A sign of just how far the financial crisis in America's debt and equities markets has spread, from today's N&O:
In the past two weeks, Wake County delayed plans to sell $454.5 million in bonds, while Durham County's attempt to borrow $30 million failed because no lenders bid on the offering.
Their struggles are notable because both counties enjoy the highest AAA credit rating -- meaning they are among the safest institutions to lend money to.
Ruffin noted that the county successfully levied $60 million in bonds this spring, and expects to find a buyer for its issue this time around, too -- but likely at less favorable rates as before.
The market disruption comes as the county is on the verge of Durham's levying a total of $130 million to support the forthcoming construction of the downtown justice center to replace the old courthouse and for the human services building. Ruffin notes to the N&O that the county will parcel out the debt into smaller chunks to be more attractive to borrowers.
Does a AAA credit rating really mean anything now? I thought that the total failure of those bond/credit rating agencies was a big part of this financial crisis.
Are we really as credit-worthy as these rating agencies think we are? It's a question investors are asking. Maybe we should be asking that question of ourselves too . . . .
Posted by: chris | September 25, 2008 at 09:06 AM
I don't think the credit rating agencies had much fault in this. Many of the failed assets were ones that the credit rating agencies deemed very risky.
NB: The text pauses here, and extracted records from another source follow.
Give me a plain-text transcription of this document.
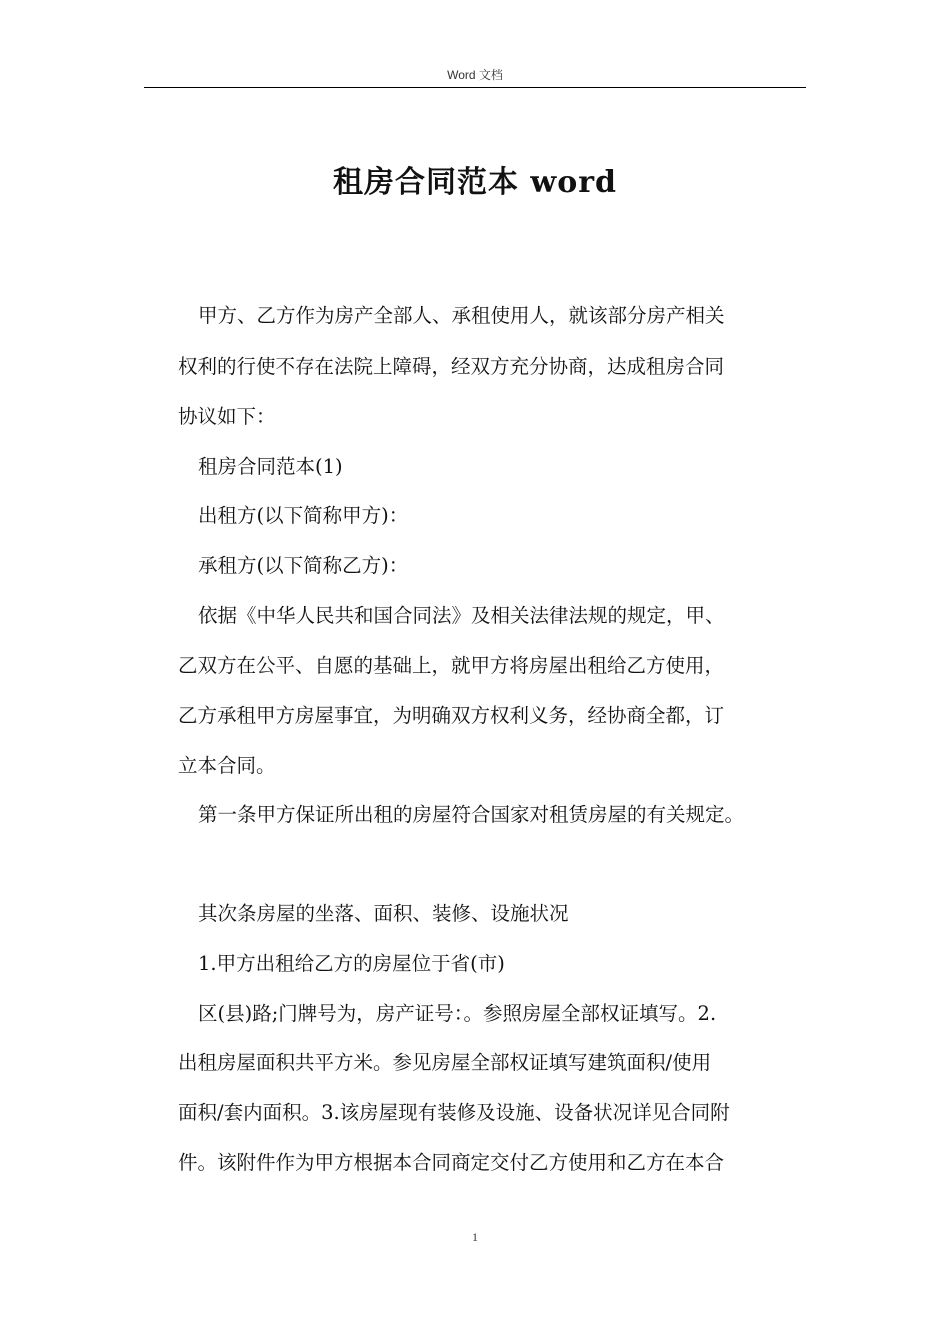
Word 文档
租房合同范本 word

甲方、乙方作为房产全部人、承租使用人，就该部分房产相关

权利的行使不存在法院上障碍，经双方充分协商，达成租房合同

协议如下：

租房合同范本(1)

出租方(以下简称甲方)：

承租方(以下简称乙方)：

依据《中华人民共和国合同法》及相关法律法规的规定，甲、

乙双方在公平、自愿的基础上，就甲方将房屋出租给乙方使用，

乙方承租甲方房屋事宜，为明确双方权利义务，经协商全都，订

立本合同。

第一条甲方保证所出租的房屋符合国家对租赁房屋的有关规定。

其次条房屋的坐落、面积、装修、设施状况

1.甲方出租给乙方的房屋位于省(市)

区(县)路;门牌号为，房产证号：。参照房屋全部权证填写。2.

出租房屋面积共平方米。参见房屋全部权证填写建筑面积/使用

面积/套内面积。3.该房屋现有装修及设施、设备状况详见合同附

件。该附件作为甲方根据本合同商定交付乙方使用和乙方在本合

1
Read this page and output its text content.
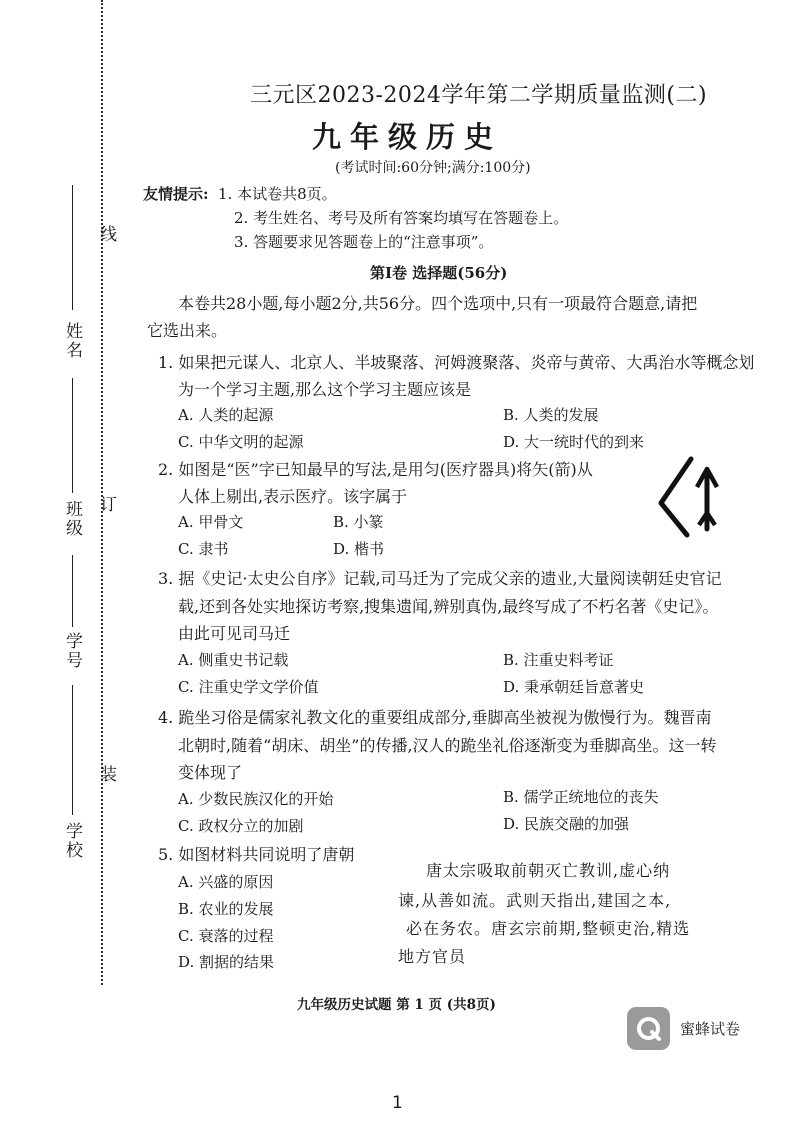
线
订
装
姓名
班级
学号
学校
三元区2023-2024学年第二学期质量监测(二)
九年级历史
(考试时间:60分钟;满分:100分)
友情提示: 1. 本试卷共8页。
2. 考生姓名、考号及所有答案均填写在答题卷上。
3. 答题要求见答题卷上的“注意事项”。
第Ⅰ卷 选择题(56分)
本卷共28小题,每小题2分,共56分。四个选项中,只有一项最符合题意,请把
它选出来。
1. 如果把元谋人、北京人、半坡聚落、河姆渡聚落、炎帝与黄帝、大禹治水等概念划
为一个学习主题,那么这个学习主题应该是
A. 人类的起源	B. 人类的发展
C. 中华文明的起源	D. 大一统时代的到来
2. 如图是“医”字已知最早的写法,是用匀(医疗器具)将矢(箭)从
人体上剔出,表示医疗。该字属于
A. 甲骨文	B. 小篆
C. 隶书	D. 楷书
3. 据《史记·太史公自序》记载,司马迁为了完成父亲的遗业,大量阅读朝廷史官记
载,还到各处实地探访考察,搜集遗闻,辨别真伪,最终写成了不朽名著《史记》。
由此可见司马迁
A. 侧重史书记载	B. 注重史料考证
C. 注重史学文学价值	D. 秉承朝廷旨意著史
4. 跪坐习俗是儒家礼教文化的重要组成部分,垂脚高坐被视为傲慢行为。魏晋南
北朝时,随着“胡床、胡坐”的传播,汉人的跪坐礼俗逐渐变为垂脚高坐。这一转
变体现了
A. 少数民族汉化的开始	B. 儒学正统地位的丧失
C. 政权分立的加剧	D. 民族交融的加强
5. 如图材料共同说明了唐朝
A. 兴盛的原因
B. 农业的发展
C. 衰落的过程
D. 割据的结果
唐太宗吸取前朝灭亡教训,虚心纳
谏,从善如流。武则天指出,建国之本,
必在务农。唐玄宗前期,整顿吏治,精选
地方官员
九年级历史试题 第 1 页 (共8页)
蜜蜂试卷
1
Posted by: Michael Bacon | September 25, 2008 at 10:01 AM
The credit rating agencies have been accused of providing ratings that didn't adequately asses the risk involved in mortgage backed securities - subprime stuff again. I have yet to hear of specific issues with municipal bond ratings, though.
http://www.iht.com/articles/2007/05/31/bloomberg/bxinvest.php
Posted by: Chris Bozzelli | September 25, 2008 at 10:40 AM
Well, something is going on. Lots of investors are parking their money in t-bills right now. This report seems to prove that investors are not parking their money in municipal bonds, even with the tax advantage. You would think that municipal bonds would be looking pretty good at this moment.
Hold on. This could be a rocky ride.
Posted by: chris | September 25, 2008 at 11:42 AM
While there is definitely dislocation in the credit markets, I don't think the solution is the horrendous $700 billion bailout of the financial industry that Congress is about to approve. Besides saddling the country with huge debts (read: mostly likely a lot of inflation later on), the moral concept of bailing out giant financial institutions with tax payer money makes me want to wretch.
Once again, Democrats in Congress are showing they have no backbone even against an unpopular Bush administration.